The transformation in Wallarie’s face seemed to dissolve. He was once again the man Peter vaguely recalled in childhood memories, the man who had stood beside his white fat
her on the plains of Burkesland. But now nothing more could be said and Peter walked hesitantly with Gordon towards Henry astride his horse.
Henry could not take his eyes from the tall Nerambura warrior who stood in the front rank of Kyowarra tribesmen. It was as if they were in communication without words being said. Just a mere presence was sufficient to understand each other.
Wallarie had given him back the two boys as a gift. Without his timely intervention Henry knew that he himself would have surely died. And yet the message that came to him from the Nerambura warrior was not of the forgiveness that he so desperately sought for his past wrongdoings. It was a message that only his death would suffice as penance for what he had done. That only his spilt blood could satisfy the spirits of the sacred places of a land where the crow and goanna lived amongst the bleaching bones of a long-dispersed people.

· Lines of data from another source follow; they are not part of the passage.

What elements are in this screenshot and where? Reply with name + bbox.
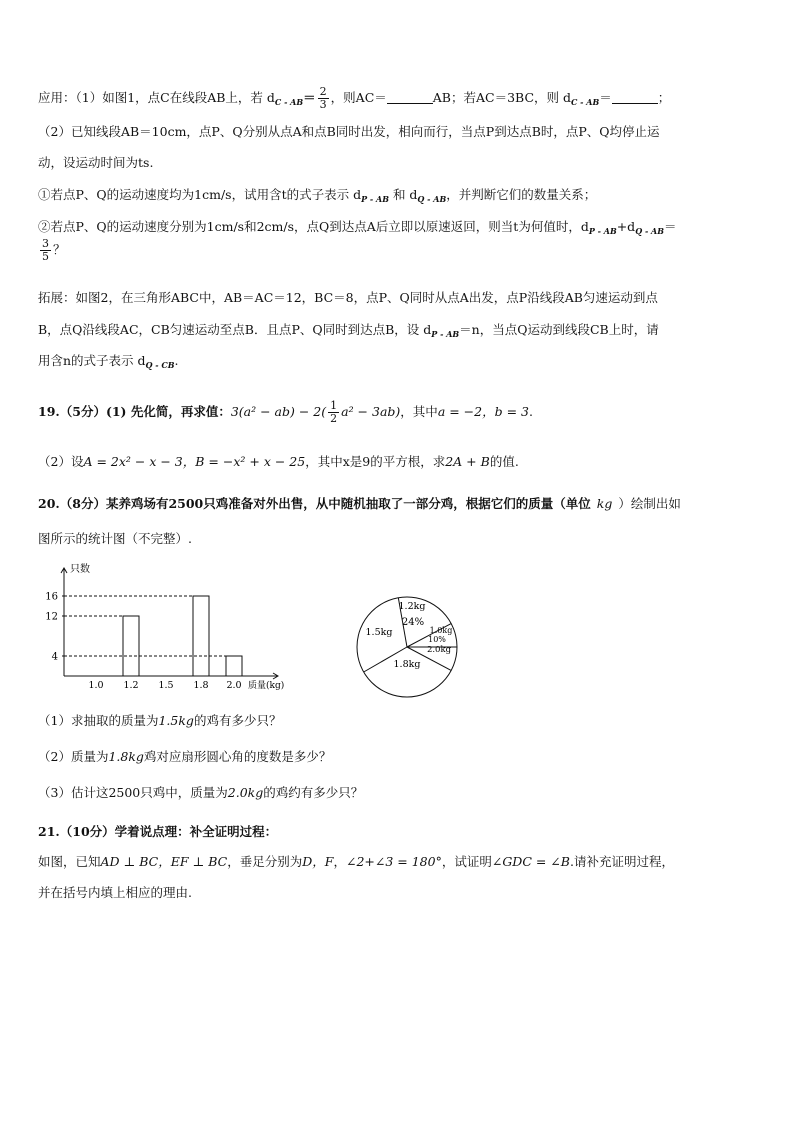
pie-percent-label: 24% xyxy=(401,617,425,628)
pie-slice-label: 1.2kg xyxy=(398,601,426,612)
pie-percent-label: 10% xyxy=(428,635,446,644)
text: ，则AC＝ xyxy=(330,90,387,105)
unit: kg xyxy=(596,496,613,511)
text: ， xyxy=(333,854,346,869)
question-number: 21.（10分）学着说点理：补全证明过程： xyxy=(38,824,278,839)
pie-slice-label: 1.0kg xyxy=(429,626,453,635)
condition: ，EF ⊥ BC xyxy=(158,854,228,869)
subscript: Q - AB xyxy=(635,226,665,236)
case2 xyxy=(38,218,677,240)
condition: AD ⊥ BC xyxy=(100,854,159,869)
expression: a² − 3ab) xyxy=(341,404,401,419)
denominator: 3 xyxy=(319,98,327,111)
question-20-sub1 xyxy=(38,712,281,730)
pie-slice-label: 1.5kg xyxy=(365,627,393,638)
expression: A = 2x² − x − 3 xyxy=(83,454,183,469)
text: ＝ xyxy=(303,90,316,105)
x-tick-label: 1.8 xyxy=(193,680,209,691)
text: 的鸡约有多少只？ xyxy=(263,785,364,800)
fraction xyxy=(328,400,339,425)
text: 应用：（1）如图1，点C在线段AB上，若 d xyxy=(38,90,275,105)
value: 2.0kg xyxy=(227,785,264,800)
bar xyxy=(226,656,242,676)
question-20-line1 xyxy=(38,495,681,513)
subscript: Q - AB xyxy=(417,194,447,204)
fraction xyxy=(40,238,51,263)
text: 动，设运动时间为ts. xyxy=(38,155,154,170)
question-21-line2 xyxy=(38,853,674,871)
pie-chart xyxy=(350,590,465,705)
text: 如图，已知 xyxy=(38,854,101,869)
text: ＝n，当点Q运动到线段CB上时，请 xyxy=(459,322,659,337)
text: AB；若AC＝3BC，则 d xyxy=(432,90,571,105)
extension-line1 xyxy=(38,289,658,307)
condition: ∠2+∠3 = 180° xyxy=(345,854,442,869)
question-number: 20.（8分）某养鸡场有2500只鸡准备对外出售，从中随机抽取了一部分鸡，根据它们的质量（单位 xyxy=(38,496,591,511)
pie-slice-label: 1.8kg xyxy=(393,659,421,670)
text: 和 d xyxy=(388,187,418,202)
numerator: 3 xyxy=(42,237,49,250)
answer-blank[interactable] xyxy=(387,91,433,104)
y-tick-label: 16 xyxy=(45,591,58,603)
text: （2）质量为 xyxy=(38,749,109,764)
fraction xyxy=(318,86,329,111)
case2-fraction xyxy=(38,238,66,263)
text: 鸡对应扇形圆心角的度数是多少？ xyxy=(143,749,332,764)
expression: 2A + B xyxy=(445,454,490,469)
y-tick-label: 4 xyxy=(51,651,58,663)
text: B，点Q沿线段AC，CB匀速运动至点B．且点P、Q同时到达点B，设 d xyxy=(38,322,432,337)
application-part2-line1 xyxy=(38,123,660,141)
application-part2-line2 xyxy=(38,154,153,172)
subscript: Q - CB xyxy=(145,360,175,370)
question-20-sub3 xyxy=(38,784,363,802)
subscript: P - AB xyxy=(431,329,460,339)
text: 的值. xyxy=(489,454,519,469)
text: ，垂足分别为 xyxy=(227,854,303,869)
value: 1.5kg xyxy=(158,713,194,728)
text: ； xyxy=(657,90,671,105)
text: 用含n的式子表示 d xyxy=(38,353,146,368)
text: （2）设 xyxy=(38,454,84,469)
numerator: 2 xyxy=(319,85,327,98)
y-tick-label: 12 xyxy=(45,611,58,623)
answer-blank[interactable] xyxy=(612,91,658,104)
bar-chart xyxy=(40,558,310,693)
text: ＝ xyxy=(599,90,612,105)
text: ，试证明 xyxy=(441,854,492,869)
text: 图所示的统计图（不完整）. xyxy=(38,531,192,546)
text: .请补充证明过程， xyxy=(569,854,674,869)
text: 拓展：如图2，在三角形ABC中，AB＝AC＝12，BC＝8，点P、Q同时从点A出发，点P沿线段AB匀速运动到点 xyxy=(38,290,658,305)
points: D，F xyxy=(302,854,334,869)
goal: ∠GDC = ∠B xyxy=(491,854,570,869)
text: . xyxy=(174,353,179,368)
value: 1.8kg xyxy=(108,749,144,764)
condition: a = −2，b = 3 xyxy=(437,404,529,419)
text: . xyxy=(529,404,533,419)
numerator: 1 xyxy=(330,399,338,412)
extension-line2 xyxy=(38,321,659,343)
text: （2）已知线段AB＝10cm，点P、Q分别从点A和点B同时出发，相向而行，当点P到达点B时，点P、Q均停止运 xyxy=(38,124,660,139)
subscript: C - AB xyxy=(274,97,304,107)
text: +d xyxy=(616,219,636,234)
x-axis-label: 质量(kg) xyxy=(248,681,285,691)
x-tick-label: 1.2 xyxy=(123,680,139,691)
text: ）绘制出如 xyxy=(618,496,681,511)
question-19-part1 xyxy=(38,400,533,425)
expression: 3(a² − ab) − 2( xyxy=(230,404,327,419)
pie-chart-content xyxy=(357,597,457,697)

Was it guilt at confronting the last of the Nerambura clan of the Darambal people that caused him to experience the feeling of dread? Henry knew the answer could never come in ways a white man could understand. ‘I will pay the price for my life Wallarie, but spare my son,’ he muttered defiantly. ‘He was born of this land like you.’
The boys reached Henry’s mount and stared up at him somewhat sheepishly. They were no longer young Kyowarra warriors but two schoolboys caught in the act of truancy. Henry sighed as he gazed down at the grubby face of his son who was not only a reflection of himself but also a stranger. A child of the new land and belonging to this new world of harsh places.
For the first time he realised that Gordon would never be a part of a land he still occasionally yearned for as ‘home’. Not for Gordon the neatly terraced green fields of England. It was even possible that his son would never see a field under snow or walk amongst the forests of oak. Strange thoughts for a strange time, Henry told himself. He turned his attention to Peter whose grey eyes were those of his father Tom Duffy. His dark skin that of his mother’s people. Here stood the true native of the new land, he realised with a dawning insight.